On the convergence of the MLE as an estimator of the learning rate in the Exp3 algorithm
This addresses a methodological issue for researchers in experimental cognition and machine learning, providing theoretical insights into estimator efficiency in non-stationary, dependent data settings, but it is incremental as it builds on existing Exp3 and MLE frameworks.
The paper tackles the problem of estimating the learning rate in the Exp3 algorithm using the Maximum Likelihood Estimator (MLE), showing that estimation is inefficient with a constant learning rate but achieves polynomial-rate bounds for prediction and estimation errors when the learning rate decreases polynomially with sample size.
When fitting the learning data of an individual to algorithm-like learning models, the observations are so dependent and non-stationary that one may wonder what the classical Maximum Likelihood Estimator (MLE) could do, even if it is the usual tool applied to experimental cognition.
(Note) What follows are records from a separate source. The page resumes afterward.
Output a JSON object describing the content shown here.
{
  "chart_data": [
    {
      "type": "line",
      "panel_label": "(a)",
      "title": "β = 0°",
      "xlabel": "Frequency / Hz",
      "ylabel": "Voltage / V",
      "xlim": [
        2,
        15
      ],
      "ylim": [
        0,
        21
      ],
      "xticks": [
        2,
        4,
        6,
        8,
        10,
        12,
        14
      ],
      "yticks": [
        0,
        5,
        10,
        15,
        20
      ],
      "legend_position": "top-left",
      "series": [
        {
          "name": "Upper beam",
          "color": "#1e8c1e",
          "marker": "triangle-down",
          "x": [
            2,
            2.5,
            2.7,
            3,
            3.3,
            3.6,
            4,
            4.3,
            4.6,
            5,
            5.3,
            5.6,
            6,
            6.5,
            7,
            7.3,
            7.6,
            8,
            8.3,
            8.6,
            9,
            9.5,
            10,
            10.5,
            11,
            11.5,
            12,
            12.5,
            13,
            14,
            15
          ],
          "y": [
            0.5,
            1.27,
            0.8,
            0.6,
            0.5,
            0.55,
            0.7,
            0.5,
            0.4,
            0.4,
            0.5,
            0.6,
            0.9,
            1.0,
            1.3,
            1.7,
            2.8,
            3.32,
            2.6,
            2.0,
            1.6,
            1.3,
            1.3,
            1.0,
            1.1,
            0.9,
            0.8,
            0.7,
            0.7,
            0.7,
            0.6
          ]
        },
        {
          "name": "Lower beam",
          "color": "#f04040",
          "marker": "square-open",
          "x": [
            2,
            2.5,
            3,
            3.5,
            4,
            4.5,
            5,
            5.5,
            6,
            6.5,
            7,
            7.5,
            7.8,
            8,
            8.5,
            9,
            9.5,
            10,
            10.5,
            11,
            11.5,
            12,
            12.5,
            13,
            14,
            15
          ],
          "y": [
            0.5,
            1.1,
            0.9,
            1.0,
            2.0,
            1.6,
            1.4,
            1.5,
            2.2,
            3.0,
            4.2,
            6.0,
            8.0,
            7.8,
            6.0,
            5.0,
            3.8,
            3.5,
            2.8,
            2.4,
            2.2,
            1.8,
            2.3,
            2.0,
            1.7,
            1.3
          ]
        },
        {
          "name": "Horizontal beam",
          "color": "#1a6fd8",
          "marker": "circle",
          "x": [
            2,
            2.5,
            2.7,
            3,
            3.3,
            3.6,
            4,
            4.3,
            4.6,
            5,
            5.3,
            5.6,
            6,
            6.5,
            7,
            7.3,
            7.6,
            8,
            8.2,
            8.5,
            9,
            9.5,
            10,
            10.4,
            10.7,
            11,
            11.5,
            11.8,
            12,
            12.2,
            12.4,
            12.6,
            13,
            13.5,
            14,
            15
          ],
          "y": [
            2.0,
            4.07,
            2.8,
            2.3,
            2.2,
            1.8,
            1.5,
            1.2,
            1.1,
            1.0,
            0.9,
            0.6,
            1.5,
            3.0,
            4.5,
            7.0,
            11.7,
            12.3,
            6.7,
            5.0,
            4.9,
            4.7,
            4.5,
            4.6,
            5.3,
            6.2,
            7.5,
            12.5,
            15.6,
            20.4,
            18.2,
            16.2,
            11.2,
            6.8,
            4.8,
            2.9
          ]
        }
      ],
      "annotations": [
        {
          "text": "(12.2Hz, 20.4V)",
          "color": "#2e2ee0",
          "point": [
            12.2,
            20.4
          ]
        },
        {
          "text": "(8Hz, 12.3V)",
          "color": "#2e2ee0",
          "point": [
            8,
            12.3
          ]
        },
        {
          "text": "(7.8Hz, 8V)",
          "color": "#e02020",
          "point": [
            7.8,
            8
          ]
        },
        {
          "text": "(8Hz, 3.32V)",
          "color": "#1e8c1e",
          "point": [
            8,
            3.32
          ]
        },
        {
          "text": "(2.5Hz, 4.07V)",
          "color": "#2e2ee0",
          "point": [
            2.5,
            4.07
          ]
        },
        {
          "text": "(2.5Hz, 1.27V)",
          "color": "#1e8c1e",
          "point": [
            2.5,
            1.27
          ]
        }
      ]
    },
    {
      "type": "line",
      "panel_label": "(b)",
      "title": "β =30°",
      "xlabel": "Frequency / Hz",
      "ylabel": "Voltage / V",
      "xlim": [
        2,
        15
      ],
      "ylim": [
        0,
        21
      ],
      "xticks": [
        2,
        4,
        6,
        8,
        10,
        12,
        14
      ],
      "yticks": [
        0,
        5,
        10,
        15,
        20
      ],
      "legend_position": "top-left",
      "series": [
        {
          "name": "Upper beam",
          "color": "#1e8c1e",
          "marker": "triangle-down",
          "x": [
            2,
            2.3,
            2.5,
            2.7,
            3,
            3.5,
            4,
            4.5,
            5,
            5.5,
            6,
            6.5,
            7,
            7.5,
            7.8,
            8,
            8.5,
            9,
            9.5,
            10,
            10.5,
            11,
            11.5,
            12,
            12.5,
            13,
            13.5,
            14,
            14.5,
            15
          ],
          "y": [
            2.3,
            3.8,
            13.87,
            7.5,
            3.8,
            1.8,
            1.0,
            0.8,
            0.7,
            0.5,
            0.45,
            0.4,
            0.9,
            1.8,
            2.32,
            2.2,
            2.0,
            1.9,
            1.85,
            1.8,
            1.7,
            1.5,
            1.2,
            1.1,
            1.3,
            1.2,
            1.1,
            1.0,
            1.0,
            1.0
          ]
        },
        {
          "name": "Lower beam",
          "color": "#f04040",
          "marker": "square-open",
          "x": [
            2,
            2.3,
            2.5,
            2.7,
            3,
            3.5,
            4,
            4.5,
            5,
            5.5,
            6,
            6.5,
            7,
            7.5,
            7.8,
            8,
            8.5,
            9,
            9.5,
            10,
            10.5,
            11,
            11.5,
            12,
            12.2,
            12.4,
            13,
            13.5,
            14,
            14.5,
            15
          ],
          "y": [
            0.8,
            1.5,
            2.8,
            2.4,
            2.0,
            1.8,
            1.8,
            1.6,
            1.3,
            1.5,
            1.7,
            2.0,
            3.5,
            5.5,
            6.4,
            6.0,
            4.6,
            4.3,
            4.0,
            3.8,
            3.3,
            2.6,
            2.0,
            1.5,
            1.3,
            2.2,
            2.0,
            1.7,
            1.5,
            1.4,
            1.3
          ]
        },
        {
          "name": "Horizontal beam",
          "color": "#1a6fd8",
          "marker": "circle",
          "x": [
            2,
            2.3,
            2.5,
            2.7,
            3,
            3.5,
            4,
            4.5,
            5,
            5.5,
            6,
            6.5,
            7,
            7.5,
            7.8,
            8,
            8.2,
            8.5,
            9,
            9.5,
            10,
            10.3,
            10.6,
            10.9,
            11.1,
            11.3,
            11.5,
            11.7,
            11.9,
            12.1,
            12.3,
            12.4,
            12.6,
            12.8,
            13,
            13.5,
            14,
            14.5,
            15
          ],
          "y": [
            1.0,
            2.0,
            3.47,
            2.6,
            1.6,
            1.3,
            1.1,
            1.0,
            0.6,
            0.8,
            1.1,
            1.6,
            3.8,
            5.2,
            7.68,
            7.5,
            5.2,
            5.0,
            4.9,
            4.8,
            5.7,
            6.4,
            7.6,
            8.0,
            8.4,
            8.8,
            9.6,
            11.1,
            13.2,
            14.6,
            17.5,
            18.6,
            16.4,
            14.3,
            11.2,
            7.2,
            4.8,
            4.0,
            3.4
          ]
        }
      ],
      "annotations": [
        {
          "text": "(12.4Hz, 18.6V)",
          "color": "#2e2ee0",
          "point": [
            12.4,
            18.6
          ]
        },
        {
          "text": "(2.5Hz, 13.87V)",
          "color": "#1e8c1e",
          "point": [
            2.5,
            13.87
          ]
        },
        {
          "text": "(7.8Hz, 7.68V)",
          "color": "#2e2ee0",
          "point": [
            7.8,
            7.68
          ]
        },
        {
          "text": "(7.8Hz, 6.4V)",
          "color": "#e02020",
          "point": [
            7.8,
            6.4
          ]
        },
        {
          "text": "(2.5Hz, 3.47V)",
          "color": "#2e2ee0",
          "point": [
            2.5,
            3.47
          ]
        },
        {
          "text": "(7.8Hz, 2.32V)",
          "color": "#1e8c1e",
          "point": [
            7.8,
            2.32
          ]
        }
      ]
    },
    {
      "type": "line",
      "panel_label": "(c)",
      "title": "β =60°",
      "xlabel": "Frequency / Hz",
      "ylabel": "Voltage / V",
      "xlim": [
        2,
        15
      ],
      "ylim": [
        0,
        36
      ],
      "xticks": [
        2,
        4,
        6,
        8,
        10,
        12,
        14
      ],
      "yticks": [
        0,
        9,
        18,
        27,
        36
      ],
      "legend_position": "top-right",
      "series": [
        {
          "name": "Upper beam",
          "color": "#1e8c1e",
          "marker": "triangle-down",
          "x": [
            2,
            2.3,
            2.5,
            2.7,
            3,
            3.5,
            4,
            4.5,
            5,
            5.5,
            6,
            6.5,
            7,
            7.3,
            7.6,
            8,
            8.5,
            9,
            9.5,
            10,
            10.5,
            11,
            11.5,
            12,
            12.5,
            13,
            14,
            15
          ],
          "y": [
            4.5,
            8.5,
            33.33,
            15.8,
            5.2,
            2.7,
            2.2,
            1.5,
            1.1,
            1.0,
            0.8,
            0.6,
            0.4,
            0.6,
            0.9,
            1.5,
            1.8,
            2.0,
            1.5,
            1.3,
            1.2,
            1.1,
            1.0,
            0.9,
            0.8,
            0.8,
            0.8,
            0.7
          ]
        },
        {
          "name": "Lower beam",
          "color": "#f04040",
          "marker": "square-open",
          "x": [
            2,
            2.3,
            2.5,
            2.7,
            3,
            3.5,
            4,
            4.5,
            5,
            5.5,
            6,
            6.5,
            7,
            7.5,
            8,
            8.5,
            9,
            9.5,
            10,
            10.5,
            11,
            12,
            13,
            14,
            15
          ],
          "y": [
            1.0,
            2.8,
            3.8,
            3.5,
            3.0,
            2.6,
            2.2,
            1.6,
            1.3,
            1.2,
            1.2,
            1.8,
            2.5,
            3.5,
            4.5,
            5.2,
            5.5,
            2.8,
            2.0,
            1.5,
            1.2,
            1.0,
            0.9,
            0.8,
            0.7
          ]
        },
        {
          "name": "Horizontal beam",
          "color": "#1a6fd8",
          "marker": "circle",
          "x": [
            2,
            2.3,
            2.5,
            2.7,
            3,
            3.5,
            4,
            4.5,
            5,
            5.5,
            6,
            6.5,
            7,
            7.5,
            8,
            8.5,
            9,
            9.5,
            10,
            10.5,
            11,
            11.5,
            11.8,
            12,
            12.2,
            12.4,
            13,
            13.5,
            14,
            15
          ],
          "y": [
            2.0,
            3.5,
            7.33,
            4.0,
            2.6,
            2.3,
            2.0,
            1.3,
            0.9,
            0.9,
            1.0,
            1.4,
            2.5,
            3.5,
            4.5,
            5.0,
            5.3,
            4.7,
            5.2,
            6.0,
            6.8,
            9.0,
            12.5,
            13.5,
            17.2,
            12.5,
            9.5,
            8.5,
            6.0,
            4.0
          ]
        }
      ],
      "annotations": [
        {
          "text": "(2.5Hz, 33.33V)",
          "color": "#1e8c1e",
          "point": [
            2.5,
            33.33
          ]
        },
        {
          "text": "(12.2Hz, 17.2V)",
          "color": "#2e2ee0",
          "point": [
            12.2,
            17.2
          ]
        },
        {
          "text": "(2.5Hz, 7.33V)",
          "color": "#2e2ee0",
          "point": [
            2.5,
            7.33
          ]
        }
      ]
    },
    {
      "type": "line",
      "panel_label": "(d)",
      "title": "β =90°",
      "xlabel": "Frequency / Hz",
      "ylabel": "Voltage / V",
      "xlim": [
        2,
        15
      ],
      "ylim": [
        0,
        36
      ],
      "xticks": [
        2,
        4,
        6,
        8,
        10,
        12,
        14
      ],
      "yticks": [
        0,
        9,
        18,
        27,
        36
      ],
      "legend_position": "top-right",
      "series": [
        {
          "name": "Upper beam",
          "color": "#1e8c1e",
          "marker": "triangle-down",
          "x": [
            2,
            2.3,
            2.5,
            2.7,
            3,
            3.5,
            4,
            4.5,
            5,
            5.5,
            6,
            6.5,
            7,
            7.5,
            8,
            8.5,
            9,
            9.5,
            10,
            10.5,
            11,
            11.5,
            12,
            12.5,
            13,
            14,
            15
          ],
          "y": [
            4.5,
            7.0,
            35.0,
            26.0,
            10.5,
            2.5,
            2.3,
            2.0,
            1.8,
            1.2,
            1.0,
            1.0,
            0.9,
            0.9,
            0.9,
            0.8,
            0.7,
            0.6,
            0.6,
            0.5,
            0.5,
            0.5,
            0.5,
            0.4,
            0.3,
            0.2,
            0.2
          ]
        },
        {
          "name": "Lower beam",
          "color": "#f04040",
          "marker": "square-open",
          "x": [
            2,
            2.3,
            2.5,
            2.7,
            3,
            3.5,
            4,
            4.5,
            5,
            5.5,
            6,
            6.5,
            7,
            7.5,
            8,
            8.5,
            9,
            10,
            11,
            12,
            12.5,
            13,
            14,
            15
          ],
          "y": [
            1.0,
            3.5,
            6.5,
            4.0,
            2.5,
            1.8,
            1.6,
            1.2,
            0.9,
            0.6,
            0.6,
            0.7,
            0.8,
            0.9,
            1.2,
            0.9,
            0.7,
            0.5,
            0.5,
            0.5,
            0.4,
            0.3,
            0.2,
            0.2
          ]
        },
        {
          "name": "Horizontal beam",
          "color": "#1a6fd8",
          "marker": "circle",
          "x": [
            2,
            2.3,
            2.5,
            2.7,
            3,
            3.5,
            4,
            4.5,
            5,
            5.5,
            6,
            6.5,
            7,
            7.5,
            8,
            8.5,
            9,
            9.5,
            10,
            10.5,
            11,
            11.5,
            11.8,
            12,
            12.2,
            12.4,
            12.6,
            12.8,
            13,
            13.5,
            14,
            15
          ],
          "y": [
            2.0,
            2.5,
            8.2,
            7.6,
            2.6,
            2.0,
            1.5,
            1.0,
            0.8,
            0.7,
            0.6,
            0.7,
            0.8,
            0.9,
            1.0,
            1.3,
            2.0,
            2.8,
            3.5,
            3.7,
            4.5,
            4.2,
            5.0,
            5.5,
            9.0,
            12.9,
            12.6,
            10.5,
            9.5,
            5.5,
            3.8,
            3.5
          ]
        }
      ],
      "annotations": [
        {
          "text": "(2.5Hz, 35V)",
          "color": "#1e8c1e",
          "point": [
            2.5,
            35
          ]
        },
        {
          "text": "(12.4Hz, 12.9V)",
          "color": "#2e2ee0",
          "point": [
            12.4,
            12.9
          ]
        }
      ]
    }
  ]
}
Our objective in this work is to show that the estimation of the learning rate cannot be efficient if the learning rate is constant in the classical Exp3 (Exponential weights for Exploration and Exploitation) algorithm. Secondly, we show that if the learning rate decreases polynomially with the sample size, then the prediction error and in some cases the estimation error of the MLE satisfy bounds in probability that decrease at a polynomial rate.